View the platform: https://orion-search.org/
Check the code: https://github.com/orion-search/
"Orion is an open-source tool to monitor and measure progress in science. Orion depends on a flexible data collection, enrichment, and analysis system that enables users to create and explore research databases. In more detail, researchers can choose an academic journal, conference or thematic topic and collect all the relevant documents from Microsoft Academic Graph. Along with every document, Orion retrieves its DOI, citations, publication year, publisher, title and abstract, fields of study, authors and their affiliations. This collection is enriched with metadata from other sources; we geocode institutional affiliations and infer authors’ gender with Google Places API and GenderAPI respectively. Lastly, Orion measures the research specialisation and interdisciplinarity as well as the gender diversity of countries and institutions.

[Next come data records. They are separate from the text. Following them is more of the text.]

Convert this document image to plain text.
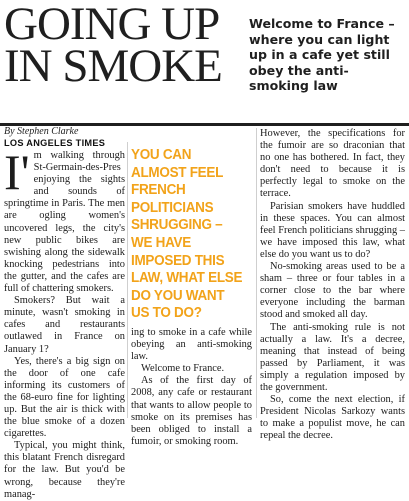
GOING UP
IN SMOKE
Welcome to France – where you can light up in a cafe yet still obey the anti-smoking law
By Stephen Clarke
LOS ANGELES TIMES

I'm walking through St-Germain-des-Pres enjoying the sights and sounds of springtime in Paris. The men are ogling women's uncovered legs, the city's new public bikes are swishing along the sidewalk knocking pedestrians into the gutter, and the cafes are full of chattering smokers.

Smokers? But wait a minute, wasn't smoking in cafes and restaurants outlawed in France on January 1?

Yes, there's a big sign on the door of one cafe informing its customers of the 68-euro fine for lighting up. But the air is thick with the blue smoke of a dozen cigarettes.

Typical, you might think, this blatant French disregard for the law. But you'd be wrong, because they're manag-

YOU CAN ALMOST FEEL FRENCH POLITICIANS SHRUGGING – WE HAVE IMPOSED THIS LAW, WHAT ELSE DO YOU WANT US TO DO?

ing to smoke in a cafe while obeying an anti-smoking law.

Welcome to France.

As of the first day of 2008, any cafe or restaurant that wants to allow people to smoke on its premises has been obliged to install a fumoir, or smoking room.

However, the specifications for the fumoir are so draconian that no one has bothered. In fact, they don't need to because it is perfectly legal to smoke on the terrace.

Parisian smokers have huddled in these spaces. You can almost feel French politicians shrugging – we have imposed this law, what else do you want us to do?

No-smoking areas used to be a sham – three or four tables in a corner close to the bar where everyone including the barman stood and smoked all day.

The anti-smoking rule is not actually a law. It's a decree, meaning that instead of being passed by Parliament, it was simply a regulation imposed by the government.

So, come the next election, if President Nicolas Sarkozy wants to make a populist move, he can repeal the decree.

Orion also has a semantic search engine that enables researchers to retrieve relevant cuts of the rich and content-specific database they created. Users can query Orion with anything between one or two words (for example, gene editing) and a blogpost they read online. Orion uses modern machine learning methods to find a numerical representation of the users’ query and search for its closest matches in a high-dimensional, academic publication space. This flexibility can be powerful; researchers can query Orion with an abstract of their previous work, policymakers could use a news article or the executive the summary of a white paper.

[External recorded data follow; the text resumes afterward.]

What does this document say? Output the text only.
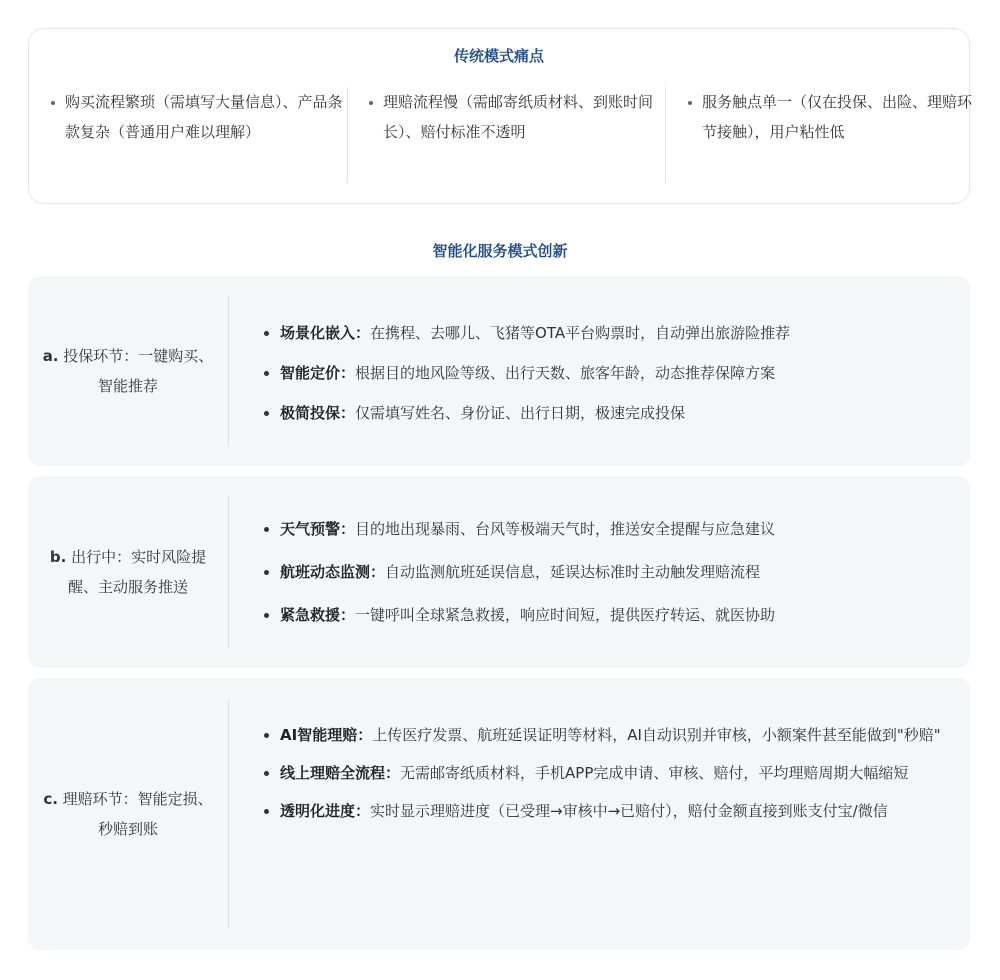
传统模式痛点
购买流程繁琐（需填写大量信息）、产品条款复杂（普通用户难以理解）
理赔流程慢（需邮寄纸质材料、到账时间长）、赔付标准不透明
服务触点单一（仅在投保、出险、理赔环节接触），用户粘性低
智能化服务模式创新
a. 投保环节：一键购买、智能推荐
场景化嵌入：在携程、去哪儿、飞猪等OTA平台购票时，自动弹出旅游险推荐
智能定价：根据目的地风险等级、出行天数、旅客年龄，动态推荐保障方案
极简投保：仅需填写姓名、身份证、出行日期，极速完成投保
b. 出行中：实时风险提醒、主动服务推送
天气预警：目的地出现暴雨、台风等极端天气时，推送安全提醒与应急建议
航班动态监测：自动监测航班延误信息，延误达标准时主动触发理赔流程
紧急救援：一键呼叫全球紧急救援，响应时间短，提供医疗转运、就医协助
c. 理赔环节：智能定损、秒赔到账
AI智能理赔：上传医疗发票、航班延误证明等材料，AI自动识别并审核，小额案件甚至能做到"秒赔"
线上理赔全流程：无需邮寄纸质材料，手机APP完成申请、审核、赔付，平均理赔周期大幅缩短
透明化进度：实时显示理赔进度（已受理→审核中→已赔付），赔付金额直接到账支付宝/微信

Orion makes the database and the search results available through interactive data visualisations. Our tool offers two visualisation modes. The first mode compresses the high-dimensional, academic publication space to 2D so that users can observe groups of similar papers and find more information about them. The second mode enables users to explore the taxonomy of research and understand how disciplines are connected. Then, the users can choose a topic and find out how countries and institutions perform on it. We want the visualisations to provide users with multiple entry points to the underlying data and that both modes promote the visual exploration of the research landscape. We believe that communities without a shared vocabulary will be able to explore the research landscape, observe trends and discuss findings by using the visual dictionary we are developing."